Pesquisas dão resultados mistos sobre sentimento independentista na Escócia

Londres, 15 mar (EFE).- A popularidade da União Europeia (UE) parece ter diminuído na Escócia, enquanto o apoio à independência da região mostra resultados mistos, segundo várias pesquisas divulgadas nesta quarta-feira.

Dois dias depois que a ministra principal escocesa, Nicola Sturgeon, anunciou seus planos para impulsionar um segundo referendo de independência, a chamada Pesquisa de Atitudes Sociais, elaborada pela firma ScotCen Social Research, revelou um aumento no respaldo à separação do Reino Unido, com 46% de apoio, contra os 23% obtidos em 2012.

Nesse ano, 2012, se iniciava a campanha nessa região prévia ao primeiro referendo de independência realizado em 18 de setembro de 2014, no qual o apoio à união venceu com 55,3% dos votos, contra os 44,7% dos partidários da secessão.

Paradoxalmente, a prestigiada pesquisa anual detectou ao mesmo tempo uma diminuição na popularidade da União Europeia (UE).

Concretamente, segundo essa pesquisa, mais de dois terços dos eleitores escoceses se mostraram críticos com a UE, com 25% dos participantes a favor de deixar o bloco comunitário, enquanto outros 42% advogaram pela redução dos poderes de Bruxelas.

Segundo a pesquisa da ScotCen, os partidos da região partidários da união com o Reino Unido argumentam que outro referendo geraria mais divisão e incerteza.

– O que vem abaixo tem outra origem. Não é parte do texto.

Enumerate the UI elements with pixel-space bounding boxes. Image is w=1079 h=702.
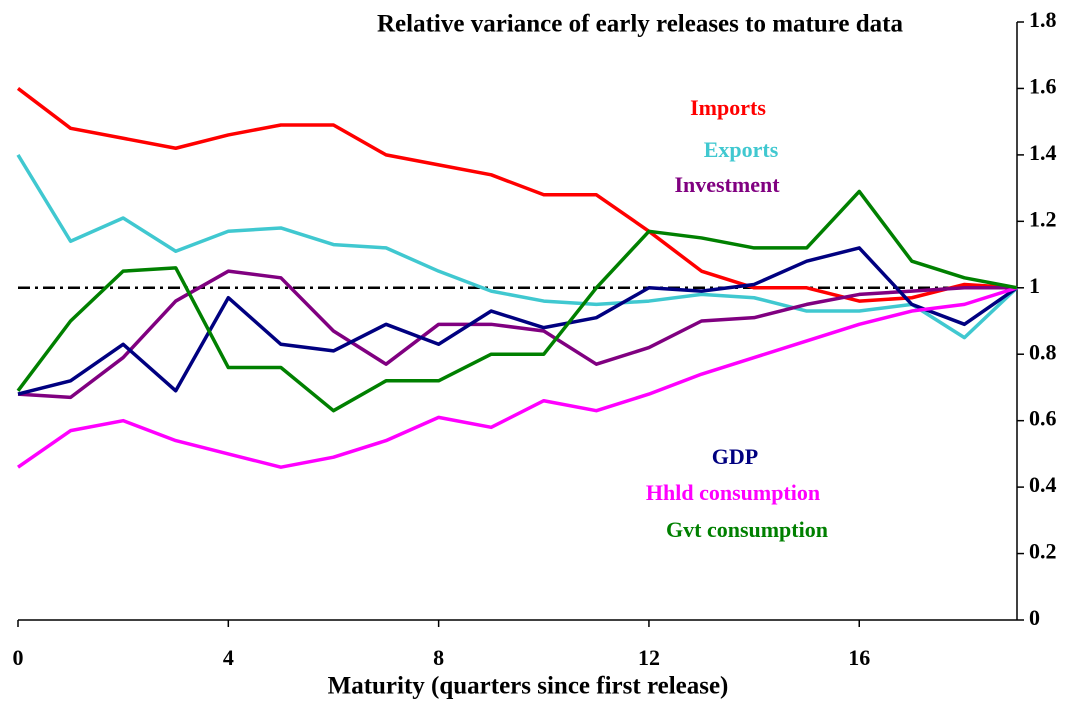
y-tick-label: 0.8 — [1029, 339, 1057, 364]
x-tick-label: 0 — [13, 645, 24, 670]
y-tick-label: 0 — [1029, 605, 1040, 630]
y-tick-label: 0.2 — [1029, 539, 1057, 564]
series-line — [17, 286, 1018, 469]
x-axis-title: Maturity (quarters since first release) — [328, 673, 729, 700]
x-tick-label: 16 — [848, 645, 870, 670]
legend-label: Investment — [674, 172, 780, 197]
series-line — [16, 189, 1018, 413]
legend-label: GDP — [712, 444, 758, 469]
legend-label: Imports — [690, 95, 766, 120]
y-tick-label: 1.2 — [1029, 206, 1057, 231]
legend-label: Exports — [704, 137, 779, 162]
y-tick-label: 1.6 — [1029, 73, 1057, 98]
y-tick-label: 0.6 — [1029, 406, 1057, 431]
series-line — [16, 153, 1019, 340]
chart-title: Relative variance of early releases to m… — [377, 11, 904, 38]
y-tick-label: 1.4 — [1029, 140, 1057, 165]
x-tick-label: 4 — [223, 645, 234, 670]
x-tick-label: 12 — [638, 645, 660, 670]
legend-label: Hhld consumption — [646, 480, 820, 505]
legend-label: Gvt consumption — [666, 517, 828, 542]
series-line — [16, 87, 1018, 303]
x-tick-label: 8 — [433, 645, 444, 670]
y-tick-label: 0.4 — [1029, 472, 1057, 497]
series-line — [17, 269, 1017, 400]
y-tick-label: 1.8 — [1029, 7, 1057, 32]
series-line — [17, 246, 1018, 396]
y-tick-label: 1 — [1029, 273, 1040, 298]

Esses dados sugerem que o movimento pró-independentista na Escócia provavelmente irá ganhar mais força agora em uma nova campanha para realizar outro referendo.

Por outro lado, outra pesquisa realizada pela firma "YouGov", cujos resultados foram publicados hoje, mostra um resultado diferente, ao indicar que 57% de eleitores escoceses querem permanecer no Reino Unido.

Frente a essa maioria de eleitores, 43% dos eleitores são partidários da secessão, excluindo aqueles que "não sabem" ou os que não vão votar.

Segundo Sturgeon, o triunfo do "Brexit" (saída do Reino Unido da UE) na passada consulta de 23 de junho deixou a Escócia perante uma encruzilhada, frente à qual um referendo de independência é necessário para que a região escolha o caminho a seguir.

Por sua parte, o governo britânico da conservadora Theresa May prevê ativar o Artigo 50 do Tratado de Lisboa, que inicia formalmente o período negociador de dois anos para consumar a saída do Reino Unido do bloco comum, "nos próximos dias", após finalizar com sucesso a tramitação do projeto de lei do "Brexit.